La Filuzzi, ballo tipico bolognese che fonde tradizione e socialità, ha ottenuto l’attestazione De.Co. (Denominazione Comunale d’Origine). Domenica 26 gennaio, alle 17, la Sala della Cultura di Palazzo Pepoli ospiterà un evento dedicato per festeggiare questo importante riconoscimento.
Un ballo che racconta Bologna
Nata dall’incontro tra il liscio emiliano-romagnolo e le influenze delle comunità rurali migrate in città, la Filuzzi ha trasformato i portici di Bologna in piste da ballo, creando una forma d’arte unica. Questo ballo, tuttora praticato, unisce generazioni: accanto a figure storiche, anche i più giovani partecipano attivamente, come dimostrano eventi tradizionali amati, tra cui la serata del 14 agosto in Piazza Maggiore per Ferragosto.
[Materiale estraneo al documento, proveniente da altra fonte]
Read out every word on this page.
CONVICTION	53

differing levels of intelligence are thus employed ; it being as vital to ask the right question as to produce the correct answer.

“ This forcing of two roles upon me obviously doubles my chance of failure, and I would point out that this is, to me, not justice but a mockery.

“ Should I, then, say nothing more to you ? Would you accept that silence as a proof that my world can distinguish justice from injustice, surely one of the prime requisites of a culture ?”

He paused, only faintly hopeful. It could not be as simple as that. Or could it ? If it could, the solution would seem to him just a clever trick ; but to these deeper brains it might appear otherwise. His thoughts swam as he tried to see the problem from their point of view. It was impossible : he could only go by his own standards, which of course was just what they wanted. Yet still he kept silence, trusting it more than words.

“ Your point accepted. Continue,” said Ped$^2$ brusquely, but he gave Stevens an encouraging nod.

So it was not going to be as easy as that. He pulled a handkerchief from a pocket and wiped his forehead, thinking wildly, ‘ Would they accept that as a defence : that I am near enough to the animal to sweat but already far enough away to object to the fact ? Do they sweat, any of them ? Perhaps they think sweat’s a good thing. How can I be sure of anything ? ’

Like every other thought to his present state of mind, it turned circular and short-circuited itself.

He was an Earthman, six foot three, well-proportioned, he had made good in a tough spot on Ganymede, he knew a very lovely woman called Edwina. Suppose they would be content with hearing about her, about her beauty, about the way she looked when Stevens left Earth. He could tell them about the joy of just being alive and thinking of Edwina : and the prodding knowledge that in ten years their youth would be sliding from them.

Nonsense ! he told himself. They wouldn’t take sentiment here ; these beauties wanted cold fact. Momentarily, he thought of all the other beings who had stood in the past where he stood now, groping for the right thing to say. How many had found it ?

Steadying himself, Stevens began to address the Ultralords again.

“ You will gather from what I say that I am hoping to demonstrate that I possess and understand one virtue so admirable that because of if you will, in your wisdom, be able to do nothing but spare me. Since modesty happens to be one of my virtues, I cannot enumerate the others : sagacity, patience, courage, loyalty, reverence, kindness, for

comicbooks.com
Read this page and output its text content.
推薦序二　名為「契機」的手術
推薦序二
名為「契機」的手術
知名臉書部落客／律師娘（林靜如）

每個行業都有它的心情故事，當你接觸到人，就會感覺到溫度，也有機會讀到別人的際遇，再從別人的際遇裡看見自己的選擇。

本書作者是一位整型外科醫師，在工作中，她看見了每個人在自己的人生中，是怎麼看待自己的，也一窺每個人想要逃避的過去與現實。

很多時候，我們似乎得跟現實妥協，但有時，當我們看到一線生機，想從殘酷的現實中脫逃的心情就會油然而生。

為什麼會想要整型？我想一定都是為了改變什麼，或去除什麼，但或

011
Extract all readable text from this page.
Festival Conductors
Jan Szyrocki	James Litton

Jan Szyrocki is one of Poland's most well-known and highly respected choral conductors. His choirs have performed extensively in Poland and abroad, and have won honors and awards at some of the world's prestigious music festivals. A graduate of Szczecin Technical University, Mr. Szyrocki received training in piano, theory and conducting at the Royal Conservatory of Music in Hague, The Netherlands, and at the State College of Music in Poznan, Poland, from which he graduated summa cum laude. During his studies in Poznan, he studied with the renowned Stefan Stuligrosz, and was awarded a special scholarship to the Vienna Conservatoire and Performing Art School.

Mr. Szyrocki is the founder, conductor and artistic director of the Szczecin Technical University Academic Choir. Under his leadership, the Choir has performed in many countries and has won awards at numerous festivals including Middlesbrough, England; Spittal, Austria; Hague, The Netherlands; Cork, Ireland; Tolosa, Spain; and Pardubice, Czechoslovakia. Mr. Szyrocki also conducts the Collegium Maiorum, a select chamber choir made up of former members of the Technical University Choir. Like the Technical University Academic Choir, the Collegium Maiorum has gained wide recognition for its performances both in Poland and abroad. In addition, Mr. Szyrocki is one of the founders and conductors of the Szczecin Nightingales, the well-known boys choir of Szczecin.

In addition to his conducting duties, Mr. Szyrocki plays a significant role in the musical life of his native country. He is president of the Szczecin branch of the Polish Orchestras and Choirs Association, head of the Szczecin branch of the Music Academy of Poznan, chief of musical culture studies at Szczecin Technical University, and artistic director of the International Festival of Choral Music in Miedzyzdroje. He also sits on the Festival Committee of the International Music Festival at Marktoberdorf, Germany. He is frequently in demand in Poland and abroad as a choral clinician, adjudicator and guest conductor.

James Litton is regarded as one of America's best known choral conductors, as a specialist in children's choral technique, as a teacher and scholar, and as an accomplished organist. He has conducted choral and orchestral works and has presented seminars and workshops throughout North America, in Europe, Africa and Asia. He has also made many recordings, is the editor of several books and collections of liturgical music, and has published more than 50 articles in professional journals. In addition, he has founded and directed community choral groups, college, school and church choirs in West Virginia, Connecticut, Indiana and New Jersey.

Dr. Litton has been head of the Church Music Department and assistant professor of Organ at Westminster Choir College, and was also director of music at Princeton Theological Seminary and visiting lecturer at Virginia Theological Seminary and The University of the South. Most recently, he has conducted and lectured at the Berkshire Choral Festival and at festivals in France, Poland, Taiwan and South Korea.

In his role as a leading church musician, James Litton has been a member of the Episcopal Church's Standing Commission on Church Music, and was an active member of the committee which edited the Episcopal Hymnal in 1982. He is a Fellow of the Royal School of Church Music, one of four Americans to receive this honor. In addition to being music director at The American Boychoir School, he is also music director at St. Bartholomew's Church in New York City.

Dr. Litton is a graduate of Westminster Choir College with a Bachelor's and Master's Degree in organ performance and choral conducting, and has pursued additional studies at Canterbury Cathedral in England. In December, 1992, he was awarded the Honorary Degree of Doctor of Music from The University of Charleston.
«La Filuzzi è una delle arti uniche e identitarie di Bologna sviluppatasi attorno alla socialità del territorio», spiega Marco Piazza, delegato del Sindaco alla cultura popolare. «Rappresenta una componente importante della storia della città ed entra a pieno titolo nel registro delle Denominazioni Comunali (De.Co.). L’amministrazione continuerà a valorizzarla, permettendo a tutti di avvicinarsi al suo spirito unico».
L’evento: tra musica, danza e cultura
“Benvenuta Filuzzi!” sarà l’occasione per scoprire storia, musica e danza legate a questa tradizione. L’evento, parte del ciclo di incontri dedicati alla cultura popolare bolognese dopo la riapertura di Palazzo Pepoli a novembre, prevede momenti di approfondimento e spettacolo.
Tra i protagonisti della giornata: Duccio Caccioni, presidente della commissione De.Co., che consegnerà l’attestazione a Marco Piazza, e Roberto Alessi di Cronopios, rappresentante del Movimento della Filuzzi, nato per valorizzare questa pratica come patrimonio culturale.
Il cuore dell’evento sarà “Filuzzi in movimento”, una serie di assaggi musicali, accenni di ballo e interventi sulla storia e l’evoluzione di questa tradizione. Mauro Malaguti condurrà l’incontro, con ospiti illustri come Dina Staro, Carlo Pelagalli, Pierfrancesco Pacoda, Paolo e Marco Marcheselli, Fausto Carpani, Antonio Stragapede, Andrea Biagi, Antonio Clemente e Loris Brini.